Ys II is a direct sequel of Ys I, and you have to play the first one to understand why on earth you’re on a floating island, and other plot points.  Therefore, I won’t go into the story here, but it’s overall a good plot for a game of its time.  On the prequel, Ys I is a short adventure, but it hasn’t aged too well… while the first and second have the same general mechanics, II adds magic and other things to spice the game up a bit, making it the better game by far.  Still, it’s worth the six hours or so to get to the second game.

Fighting is a simple procedure:  Ram into the enemy until one of you falls.  There’s no attack button… you literally run into the enemy to do damage.  There is a trick, though; you have to hit the enemy not dead center, but a bit to the side, to avoid taking damage yourself.  It’s simple, and once you get used to it, it’s a joy to seemingly run recklessly into enemies and watching them fall under your blade.  However, if simply attacking at a break-neck fast pace isn’t enough, there are also magic spells to collect and use that add a bit of fun.  Just don’t accidentally set the townspeople on fire.

Ys II is a bit longer than the first game, and also much more difficult.  The addition of the magic spells make it so you can have actual strategies while fighting, instead of having to grind to just the right level or find the next equipment upgrade.  The game has no qualms about beating the crap out of you within seconds, but it’s what can make the game the most fun, as you can always expect a challenge.  Despite the changes over the years, at least this Ys game is still worth a try.

A-Z Challenge – Rune Factory: Tides of Destiny

The Rune Factory series is a bit of an oddball.  A spin-off of Harvest Moon, you get a fantasy-eque, story driven game… but filled with all the farming and relationship building of the mother series.  The nice blend of dungeon exploring and plant growing make it easy to see how the spin-off became popular.  Eventually, the Rune Factory series came out with games that weren’t part of its main series.  The first was Rune Factory: Frontier, and the second… well, was this game.

For a sub series that deviates from the core franchise, Tides of Destiny diverges even further.  The game is much more story based:  I won’t go into specifics, but you’re given a clear goal and are given story quests to constantly work towards that goal.  While all of the Harvest Moon/Rune Factory games have a ‘winning’ point, few make it so obvious than Tides of Destiny.

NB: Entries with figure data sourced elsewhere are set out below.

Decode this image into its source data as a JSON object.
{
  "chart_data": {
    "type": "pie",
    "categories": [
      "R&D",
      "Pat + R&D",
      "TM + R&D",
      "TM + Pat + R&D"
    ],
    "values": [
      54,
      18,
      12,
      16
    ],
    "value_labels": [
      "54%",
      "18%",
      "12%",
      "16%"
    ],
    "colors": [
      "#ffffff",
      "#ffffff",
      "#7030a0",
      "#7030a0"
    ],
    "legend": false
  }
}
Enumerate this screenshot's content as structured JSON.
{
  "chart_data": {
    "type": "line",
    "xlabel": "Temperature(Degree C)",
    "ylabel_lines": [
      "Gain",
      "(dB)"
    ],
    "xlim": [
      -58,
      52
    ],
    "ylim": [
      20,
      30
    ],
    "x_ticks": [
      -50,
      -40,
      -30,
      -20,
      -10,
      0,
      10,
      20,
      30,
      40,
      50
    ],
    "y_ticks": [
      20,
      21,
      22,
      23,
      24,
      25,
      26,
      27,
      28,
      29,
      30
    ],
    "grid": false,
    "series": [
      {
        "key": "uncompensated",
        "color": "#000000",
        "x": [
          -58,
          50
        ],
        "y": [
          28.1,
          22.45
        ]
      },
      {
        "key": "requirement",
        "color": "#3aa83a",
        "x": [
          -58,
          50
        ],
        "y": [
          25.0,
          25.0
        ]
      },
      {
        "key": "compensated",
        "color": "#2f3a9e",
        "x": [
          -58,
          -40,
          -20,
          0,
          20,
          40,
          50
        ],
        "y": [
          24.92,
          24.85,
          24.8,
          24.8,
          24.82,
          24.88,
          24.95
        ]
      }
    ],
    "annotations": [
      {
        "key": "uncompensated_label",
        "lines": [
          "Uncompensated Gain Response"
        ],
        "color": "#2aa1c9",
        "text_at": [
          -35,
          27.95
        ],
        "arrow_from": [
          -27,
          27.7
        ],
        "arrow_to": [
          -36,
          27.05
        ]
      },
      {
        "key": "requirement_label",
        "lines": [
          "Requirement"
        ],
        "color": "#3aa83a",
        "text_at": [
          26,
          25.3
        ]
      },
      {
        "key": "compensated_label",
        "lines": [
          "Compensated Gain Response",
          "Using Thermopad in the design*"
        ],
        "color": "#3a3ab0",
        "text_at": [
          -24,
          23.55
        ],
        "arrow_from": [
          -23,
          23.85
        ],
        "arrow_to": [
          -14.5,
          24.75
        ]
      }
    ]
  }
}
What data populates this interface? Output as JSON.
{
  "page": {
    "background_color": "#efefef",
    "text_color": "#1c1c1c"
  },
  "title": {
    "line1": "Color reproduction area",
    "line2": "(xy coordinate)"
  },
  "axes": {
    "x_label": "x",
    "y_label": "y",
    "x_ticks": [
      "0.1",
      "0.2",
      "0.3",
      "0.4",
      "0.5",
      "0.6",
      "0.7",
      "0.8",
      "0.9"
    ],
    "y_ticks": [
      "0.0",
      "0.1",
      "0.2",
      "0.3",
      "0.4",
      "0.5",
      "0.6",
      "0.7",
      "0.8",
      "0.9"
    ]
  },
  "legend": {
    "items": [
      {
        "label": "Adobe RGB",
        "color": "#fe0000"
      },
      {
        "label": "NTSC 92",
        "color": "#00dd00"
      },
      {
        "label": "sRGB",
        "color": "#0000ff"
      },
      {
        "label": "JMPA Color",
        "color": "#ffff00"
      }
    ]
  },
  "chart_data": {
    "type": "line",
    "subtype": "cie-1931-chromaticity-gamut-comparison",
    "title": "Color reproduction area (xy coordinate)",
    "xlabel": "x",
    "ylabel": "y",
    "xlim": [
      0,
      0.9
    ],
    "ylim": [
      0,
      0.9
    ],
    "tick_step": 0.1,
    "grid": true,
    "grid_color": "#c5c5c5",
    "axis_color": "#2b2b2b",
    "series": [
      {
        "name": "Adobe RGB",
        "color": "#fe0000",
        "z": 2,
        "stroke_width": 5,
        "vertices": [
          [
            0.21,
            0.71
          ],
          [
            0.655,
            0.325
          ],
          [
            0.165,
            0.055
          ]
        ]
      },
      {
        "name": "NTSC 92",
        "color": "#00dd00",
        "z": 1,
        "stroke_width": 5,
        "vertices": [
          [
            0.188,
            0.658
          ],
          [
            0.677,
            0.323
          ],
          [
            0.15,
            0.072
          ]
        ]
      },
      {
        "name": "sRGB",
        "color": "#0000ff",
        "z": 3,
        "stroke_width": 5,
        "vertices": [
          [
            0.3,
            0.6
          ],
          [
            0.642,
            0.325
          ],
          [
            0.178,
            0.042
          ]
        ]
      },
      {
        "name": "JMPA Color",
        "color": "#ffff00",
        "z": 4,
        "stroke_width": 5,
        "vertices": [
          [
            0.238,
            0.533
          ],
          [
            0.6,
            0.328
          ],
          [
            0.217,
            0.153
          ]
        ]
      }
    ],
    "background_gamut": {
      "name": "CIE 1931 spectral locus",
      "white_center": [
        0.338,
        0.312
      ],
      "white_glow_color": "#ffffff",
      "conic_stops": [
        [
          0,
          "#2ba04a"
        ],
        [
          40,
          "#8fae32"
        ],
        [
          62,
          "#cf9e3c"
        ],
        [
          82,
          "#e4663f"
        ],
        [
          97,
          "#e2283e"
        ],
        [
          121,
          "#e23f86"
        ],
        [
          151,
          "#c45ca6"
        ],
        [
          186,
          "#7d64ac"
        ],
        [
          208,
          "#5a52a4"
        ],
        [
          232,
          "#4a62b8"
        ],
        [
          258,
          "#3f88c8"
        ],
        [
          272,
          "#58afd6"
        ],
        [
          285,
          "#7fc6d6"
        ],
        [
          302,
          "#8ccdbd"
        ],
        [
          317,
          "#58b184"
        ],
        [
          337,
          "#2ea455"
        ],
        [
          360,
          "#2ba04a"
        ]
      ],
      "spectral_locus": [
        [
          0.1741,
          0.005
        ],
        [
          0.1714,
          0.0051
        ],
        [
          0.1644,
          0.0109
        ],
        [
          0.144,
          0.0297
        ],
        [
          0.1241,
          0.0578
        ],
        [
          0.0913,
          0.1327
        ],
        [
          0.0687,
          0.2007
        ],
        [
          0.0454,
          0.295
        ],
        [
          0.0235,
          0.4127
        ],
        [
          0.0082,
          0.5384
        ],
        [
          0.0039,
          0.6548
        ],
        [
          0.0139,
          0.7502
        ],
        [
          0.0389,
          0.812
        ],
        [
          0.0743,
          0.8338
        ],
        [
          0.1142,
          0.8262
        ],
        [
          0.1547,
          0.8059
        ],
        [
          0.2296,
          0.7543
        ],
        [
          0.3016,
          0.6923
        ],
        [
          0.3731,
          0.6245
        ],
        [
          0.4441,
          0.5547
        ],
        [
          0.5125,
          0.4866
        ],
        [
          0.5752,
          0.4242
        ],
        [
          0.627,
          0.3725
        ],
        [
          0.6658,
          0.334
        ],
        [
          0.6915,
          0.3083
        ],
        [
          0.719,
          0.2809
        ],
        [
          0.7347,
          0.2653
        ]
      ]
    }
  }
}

Also, something that many fans might be disappointed in… there’s no actual farming.  Sure, you can grow crops and whatnot, but the extent of you doing that is waving a wand to create seedlings.  The rest, you make monsters do… you can recruit monsters to grow crops (what kind you get depends on the monster and its happiness), harvest them, and provide materials themselves (such as milk, wool, and… ore, oddly enough). It’s certainly a change from the other games, and one that not everyone’s going to like.

Tides of Destiny focuses way more on dungeon exploring and fighting, and that’s what you’ll be spending the most time with.  There are a lot of islands to explore, with materials and treasures to get, and the action-based fighting does pretty well.  Weapons can feel a little unbalanced (magic can wreck a lot of enemies easily… and the extra stamina use is worth it), and a couple times the game can throw you into a frustrating situation, but once you get the hang of it fighting as fun and fast paced.

This Rune Factory entry is a long one… it took me about 80 hours to get through the main story, though I had a lot of trouble tripping an event flag and 20 hours was spent trying to do that.  It’s unfortunate, because you can’t start dating or even choose your gender until after that point–for reasons that make sense, of course, but it’s still a bit of a downer.  For my first time into the entire series, I found the game fun and addicting (except for that 20 hour period above), but I can see how fans and veterans of the series would be less than happy with the entry.  It seems to be a ‘love it or hate it’ sort of game.